The massive task of registering Cambodia’s 6.2 million voters continued to meet with complications on the third day as obser­vers again reported being shut out of registration sites and potential voters claimed confusion over how to register.

“We see a lot of problems,” said Sek Sophal of the Cambodian election monitor Coalition for Free and Fair Elections. “Some people are waiting for two or three hours, then giving up and going home.”

Sek Sophal said many voters and election workers are not well-informed on how to register. Ad­ditionally, only 80 of Coffel’s volunteer observers received their identification cards on Monday, he said. The ID cards are re­quired for observers to enter registration sites.

Iv Borin, a member of the NGO Coordinating Committee, said even those observers with identification cards are not being allowed into some registration sites. National Election Com­mittee workers have been telling ob­servers that the sites are too small to accommodate the observers.

Sek Sophal said, in fact, many registration sites are too small to accommodate large amounts of people. “People are jumping in and out of windows,” he said. “They should have found registration places that are bigger and easier.”

Between July 21 and Aug 16, the NEC’s 2,160 registration teams will visit the nation’s 1,621 communes, spending three days in each commune registering voters. The election is scheduled for February.

NEC vice president Kassie Neou on Monday referred questions on voter registration to NEC secretary-general Im Suosdey.

Im Suosdey’s phone was turned off Monday.

Government spokesperson Khieu Kanharith said registration problems have come from local officials who have been disorganized and “inactive” in informing commune residents of the registration process.

“The CPP has given them a lot of information,” he said Monday. “But even my wife this morning didn’t know where to register.”

In Bakheng commune in Kandal province’s Muk Kampul district, one voter registration site is on the grounds of a pagoda. But an elderly man working at the pagoda refused to acknowledge that it was a registration station, demanding to know first to which political party the questioner belonged.

At a registration site in Phnom Penh’s Russei Keo district, a worker said she would not register potential voters who have not yet turned 18, even though the law states that people who turn 18 before the election can sign up to vote.

Opposition party leader Sam Rainsy said in a statement that the first few days of voter registration has been “marred by serious irregularities that bode ill for the whole election process.”

He said most people who have registered are supporters of the ruling CPP who have been invited and escorted by officials through the registration process. Non-CPP supporters have not been given information on how and when to register, he said.

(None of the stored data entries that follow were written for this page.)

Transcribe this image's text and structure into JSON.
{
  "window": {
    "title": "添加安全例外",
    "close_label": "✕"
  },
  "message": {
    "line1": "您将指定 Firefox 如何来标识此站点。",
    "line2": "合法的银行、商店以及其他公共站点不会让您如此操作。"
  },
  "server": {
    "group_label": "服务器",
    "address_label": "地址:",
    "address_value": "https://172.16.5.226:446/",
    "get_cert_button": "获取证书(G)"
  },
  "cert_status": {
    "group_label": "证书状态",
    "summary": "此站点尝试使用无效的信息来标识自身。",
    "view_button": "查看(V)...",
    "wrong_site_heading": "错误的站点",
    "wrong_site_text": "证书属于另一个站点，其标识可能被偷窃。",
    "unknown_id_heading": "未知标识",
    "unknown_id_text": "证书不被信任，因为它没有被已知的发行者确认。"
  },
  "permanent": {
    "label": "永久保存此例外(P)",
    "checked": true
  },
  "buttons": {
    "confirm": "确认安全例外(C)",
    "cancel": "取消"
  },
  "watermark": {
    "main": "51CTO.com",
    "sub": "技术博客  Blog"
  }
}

“No voter education has been conducted on a significant scale…showing a real intent on the part of the government to hinder the people’s understanding,” the Sam Rainsy statement said. “The Hun Sen regime is more than reluctant to organize any credible election because [they] now know that they would lose any election meeting internationally recognized standards of democracy.”

Surveys have indicated that Cambodians do not automatically know that they must register to vote.

A July/August 2000 survey funded by the Asia Foundation found that only 29 percent said they were aware that they would need to register for the upcoming election. Of those people who were aware, only 42 percent assumed that all voters would need to register, as is currently required.